Sambutan hangat diterima Kise saat ia masuk kedai, beberapa menit setelah dibuka. Kali ini yang menyambutnya adalah barista Riko ( yeah, Kise harus mengakui bahwa barista perempuan di sini cantik-cantik, tak heran banyak pelanggan pria yang memadati konter ketika mereka bertugas ) dengan senyum manis di wajah dan lap di tangan.
"Pagi-pagi sekali. Jangan bilang kau bolos les?"
"Bhuu, justru aku kemari untuk privat, ssu!"
"Dasar," Riko berkacak pinggang. "Kalau kau mencari Satsuki, dia datang agak telat pagi ini. Kemarin ia sedang bermasalah dengan pacarnya, jadi ... yah, mungkin ia ingin bertengkar dulu pagi ini. Uh, sudah kubilang jangan suka mencampurkan urusan pekerjaan dengan urusan pribadi ... "
Kise hanya tersenyum pahit sambil meletakkan tasnya di kursi terdekat. Ia sudah pernah melihat seseorang menjemput Momoi sebelumnya ( "Bu-bukan pacar! Kami hanya teman sejak kecil kok, rumah kami bertetangga, jadi-jadi-jadi—aaa kenapa kalian tidak percaya padaku?" ) dan bahkan menurut Kise yang hanya melihat dari jauh, mereka berdua terlihat seperti pasangan yang mudah ribut.
"Tapi Kurokocchi bertugas hari ini kan?"
"Sudah kubilang jangan memanggil Kuroko-kun dengan sebutan seperti itu." Riko memutar mata. "Dia anak pemilik kedai, Kise-kun."
"Sayangnya Kurokocchi sendiri tak pernah keberatan kupanggil seperti itu."
"Keras kepala!" Gerutu Riko. "Ada. Dia bertugas hari ini ... tampaknya sedang bersiap-siap di dapur. Kau datang kepagian, perlu kuingatkan."
"Bilang pada Kurokocchi, aku pesan latte machiato dengan brioche!"
Riko hanya mengangguk-angguk pelan seperti penguin sambil berbalik menuju ruang staf, menggumamkan sesuatu yang terdengar seperti 'aku saja masih memanggilnya dengan sebutan Kuroko-kun, kok, huh' dan hal-hal lainnya yang sejenis, tak tertangkap oleh indra pendengaran Kise. Pemuda itu memutuskan untuk menunggu pesanannya dengan mengerjakan soal-soal bahasa Jepang, menenggelamkan dirinya dalam gores kanji sebelum tiba-tiba suara datar yang khas itu mengoreksi, kanji yang ia tulis kurang satu garis katanya.
"Ah, Kurokocchi!" Kise nyaris melupakan fakta bahwa Kuroko adalah mahasiswa jurusan Bahasa Jepang kelas ekstensi di sebuah universitas, menurut Riko nilai Bahasa Jepang Kuroko selalu bagus bahkan sejak sekolah dasar. "Kurang satu gores di bagian tengah."
"Di sini?" Kise menunjuk dengan ujung penanya.
"Um."
"Terima kasih, Kurokocchi! Ah, apa itu pesananku?"
Kuroko tidak menjawab secara verbal, namun aksinya memindahkan piring brioche dan cangkir macchiato dari nampan ke meja Kise sudah cukup menjawab. Aroma kopi yang bercampur dengan susu mengawang di udara, berbarengan dengan aroma gurih brioche hangat. Sarapan yang akan menyenangkan.
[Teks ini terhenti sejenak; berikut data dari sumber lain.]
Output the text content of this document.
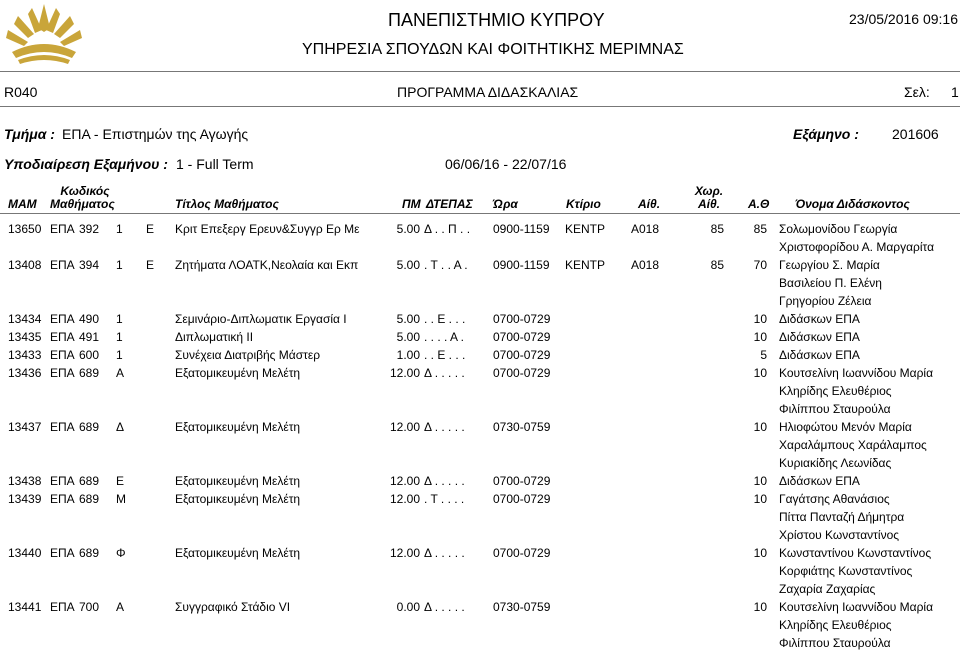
ΠΑΝΕΠΙΣΤΗΜΙΟ ΚΥΠΡΟΥ
ΥΠΗΡΕΣΙΑ ΣΠΟΥΔΩΝ ΚΑΙ ΦΟΙΤΗΤΙΚΗΣ ΜΕΡΙΜΝΑΣ
23/05/2016 09:16
R040	ΠΡΟΓΡΑΜΜΑ ΔΙΔΑΣΚΑΛΙΑΣ	Σελ: 1
Τμήμα : ΕΠΑ - Επιστημών της Αγωγής	Εξάμηνο : 201606
Υποδιαίρεση Εξαμήνου : 1 - Full Term	06/06/16 - 22/07/16
ΜΑΜ
Κωδικός
Μαθήματος	Τίτλος Μαθήματος	ΠΜ ΔΤΕΠΑΣ Ώρα	Κτίριο	Αίθ.
Χωρ.
Αίθ.	Α.Θ Όνομα Διδάσκοντος
13650 ΕΠΑ 392 1 Ε Κριτ Επεξεργ Ερευν&Συγγρ Ερ Με	5.00 Δ . . Π . . 0900-1159 ΚΕΝΤΡ Α018	85	85 Σολωμονίδου Γεωργία
Χριστοφορίδου Α. Μαργαρίτα
13408 ΕΠΑ 394 1 Ε Ζητήματα ΛΟΑΤΚ,Νεολαία και Εκπ	5.00 . Τ . . Α . 0900-1159 ΚΕΝΤΡ Α018	85	70 Γεωργίου Σ. Μαρία
Βασιλείου Π. Ελένη
Γρηγορίου Ζέλεια
13434 ΕΠΑ 490 1	Σεμινάριο-Διπλωματικ Εργασία Ι	5.00 . . Ε . . . 0700-0729	10 Διδάσκων ΕΠΑ
13435 ΕΠΑ 491 1	Διπλωματική ΙΙ	5.00 . . . . Α . 0700-0729	10 Διδάσκων ΕΠΑ
13433 ΕΠΑ 600 1	Συνέχεια Διατριβής Μάστερ	1.00 . . Ε . . . 0700-0729	5 Διδάσκων ΕΠΑ
13436 ΕΠΑ 689 Α	Εξατομικευμένη Μελέτη	12.00 Δ . . . . . 0700-0729	10 Κουτσελίνη Ιωαννίδου Μαρία
Κληρίδης Ελευθέριος
Φιλίππου Σταυρούλα
13437 ΕΠΑ 689 Δ	Εξατομικευμένη Μελέτη	12.00 Δ . . . . . 0730-0759	10 Ηλιοφώτου Μενόν Μαρία
Χαραλάμπους Χαράλαμπος
Κυριακίδης Λεωνίδας
13438 ΕΠΑ 689 Ε	Εξατομικευμένη Μελέτη	12.00 Δ . . . . . 0700-0729	10 Διδάσκων ΕΠΑ
13439 ΕΠΑ 689 Μ	Εξατομικευμένη Μελέτη	12.00 . Τ . . . . 0700-0729	10 Γαγάτσης Αθανάσιος
Πίττα Πανταζή Δήμητρα
Χρίστου Κωνσταντίνος
13440 ΕΠΑ 689 Φ	Εξατομικευμένη Μελέτη	12.00 Δ . . . . . 0700-0729	10 Κωνσταντίνου Κωνσταντίνος
Κορφιάτης Κωνσταντίνος
Ζαχαρία Ζαχαρίας
13441 ΕΠΑ 700 Α	Συγγραφικό Στάδιο VI	0.00 Δ . . . . . 0730-0759	10 Κουτσελίνη Ιωαννίδου Μαρία
Κληρίδης Ελευθέριος
Φιλίππου Σταυρούλα
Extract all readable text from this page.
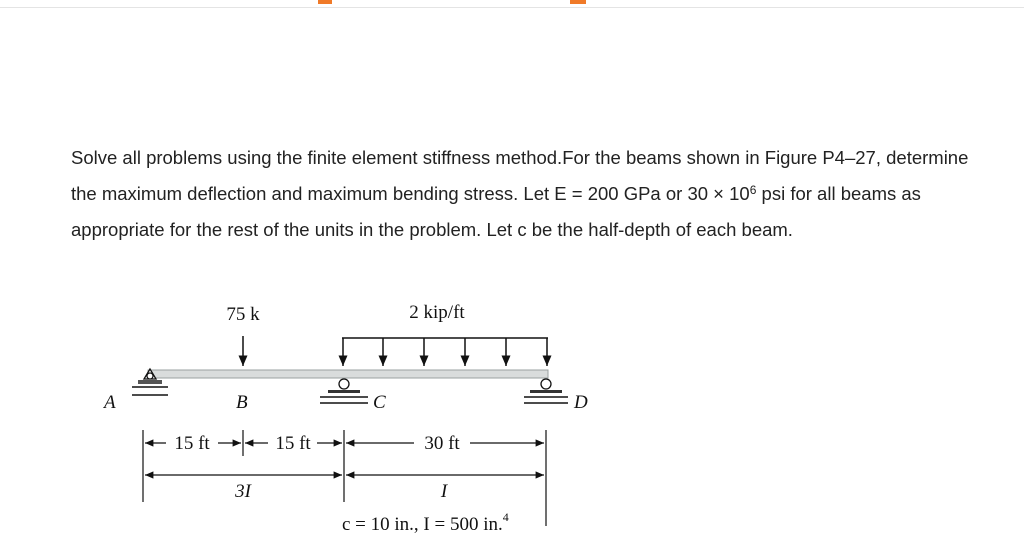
Solve all problems using the finite element stiffness method.For the beams shown in Figure P4–27, determine the maximum deflection and maximum bending stress. Let E = 200 GPa or $30 \times 10^6$ psi for all beams as appropriate for the rest of the units in the problem. Let c be the half-depth of each beam.
75 k	2 kip/ft
A	B	C	D
15 ft	15 ft	30 ft
3I	I
c = 10 in., I = 500 in.$^4$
Kala Kuroko menaruh piring brioche, sesuatu tampak menarik perhatiannya—brosur dari akademi penerbangan, tak hanya satu, menyembul dari sela-sela buku catatan Kise yang terbuka. Ia menebak apakah Kise ingin melanjutkan studinya ke akademi penerbangan, dan hal itu diiyakan oleh anggukan antusias dari yang bersangkutan.
"Aku tak bisa membayangkan kau menerbangkan pesawat."
"Lihat saja, beberapa tahun lagi aku akan kirimkan fotoku minum kopi di bar Italia."
Kuroko tersenyum, tipis.
"Perbaiki dulu bahasa Inggrismu, baru sesumbar padaku."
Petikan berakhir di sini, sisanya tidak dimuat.